I served what I had—leftovers of guilt, watery bowls of people-pleasing, lukewarm boundaries floating in fear. I passed it around, smiling as if it were a gourmet meal, while inside I was starving. I had normalized emotional depletion and called it love. I had mistaken over-giving for generosity, silence for peace, and tolerance for grace.
That was my bad soup.
Eating bad soup isn’t just the inspiration for my new book—it’s the turning point of my life. One day, I looked at what I had been consuming emotionally, energetically, spiritually—and I finally pushed the bowl away.
I was blessed that my beloved and partner pointed out this and it changed me dramatically when I was able to sit with that awareness.
I was hungry—for truth, for joy, for me.
The Turning Point
It wasn’t a single moment, but a slow simmer. A boiling point. The heartbreaks that left a metallic taste in my mouth. The betrayals I tried to mask with seasoning. The loneliness that crept in even while I played hostess to everyone else’s needs.
One day, I asked myself: What would happen if I only took in what truly nourished me?
I stopped saying yes when I meant no. I stopped pretending things were fine when they weren’t. I stopped accepting the scraps of love, attention, or care that barely sustained me.
I stopped eating bad soup.
And everything changed.
What the Book Really Is
No More Bad Soup is part memoir, part love letter, part permission slip. It’s made of messy healing and kitchen-table wisdom. Every chapter is a story, a lesson, a reminder that you don’t have to keep consuming what keeps you small.
It’s for the woman who has had enough. The dreamer who wants more. The soul who is ready to taste life again.
You deserve joy that doesn’t ask you to shrink. Nourishment that doesn’t come with conditions. Laughter that doesn’t cover pain. Boundaries that aren’t seen as punishment but as love.
You deserve to choose what goes into your soul.
At the end of each chapter, you’ll find soul-inviting reflection questions—designed to stir your own truth to the surface. These aren’t just prompts. They’re mirrors. Catalysts.
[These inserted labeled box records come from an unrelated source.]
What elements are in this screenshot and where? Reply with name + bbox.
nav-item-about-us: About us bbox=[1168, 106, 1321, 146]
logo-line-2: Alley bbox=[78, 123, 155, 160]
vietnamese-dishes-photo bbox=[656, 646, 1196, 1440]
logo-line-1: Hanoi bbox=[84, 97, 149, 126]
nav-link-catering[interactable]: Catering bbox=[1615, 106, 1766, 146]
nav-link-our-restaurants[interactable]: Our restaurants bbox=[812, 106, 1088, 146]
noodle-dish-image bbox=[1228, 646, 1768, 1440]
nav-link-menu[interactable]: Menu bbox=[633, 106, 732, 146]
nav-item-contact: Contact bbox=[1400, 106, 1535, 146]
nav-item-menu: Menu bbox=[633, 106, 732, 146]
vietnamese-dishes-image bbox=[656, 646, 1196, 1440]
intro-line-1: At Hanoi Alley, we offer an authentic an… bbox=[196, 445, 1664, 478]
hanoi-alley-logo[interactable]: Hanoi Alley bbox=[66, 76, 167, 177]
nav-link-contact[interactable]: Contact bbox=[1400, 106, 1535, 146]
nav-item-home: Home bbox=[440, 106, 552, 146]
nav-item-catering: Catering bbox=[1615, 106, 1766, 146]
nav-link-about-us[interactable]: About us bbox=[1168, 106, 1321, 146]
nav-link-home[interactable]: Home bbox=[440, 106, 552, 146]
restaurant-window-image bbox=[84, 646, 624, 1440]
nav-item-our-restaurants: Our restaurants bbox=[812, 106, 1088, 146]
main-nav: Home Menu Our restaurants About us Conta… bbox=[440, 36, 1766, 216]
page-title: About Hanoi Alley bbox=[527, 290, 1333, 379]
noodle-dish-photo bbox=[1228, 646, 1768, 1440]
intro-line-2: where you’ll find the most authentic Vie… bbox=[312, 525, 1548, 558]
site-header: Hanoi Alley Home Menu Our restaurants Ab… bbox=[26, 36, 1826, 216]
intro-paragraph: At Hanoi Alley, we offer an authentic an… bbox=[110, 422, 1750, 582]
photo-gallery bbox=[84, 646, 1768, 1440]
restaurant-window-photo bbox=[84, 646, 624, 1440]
Gentle invitations to see where you’ve been accepting emotional leftovers—and how you might begin to nourish yourself with something far more sacred.
Let This Be Your Wake-Up Sip
Maybe you’ve been eating bad soup too. Maybe you’ve been convincing yourself that if you just try harder, it will taste better. But what if the problem isn’t the seasoning? What if it’s the entire recipe?
Here’s what I want you to know: You can stop. You can rewrite the menu of your life. You can start consuming joy, rest, radiance, truth. You can invite others to rise and eat with you at a higher table.
And you can begin right now.
The book is available on Amazon starting June 12, 2025. But more than that—I hope it becomes a mirror. A sacred kitchen. A brave conversation. Let’s stop accepting what starves us.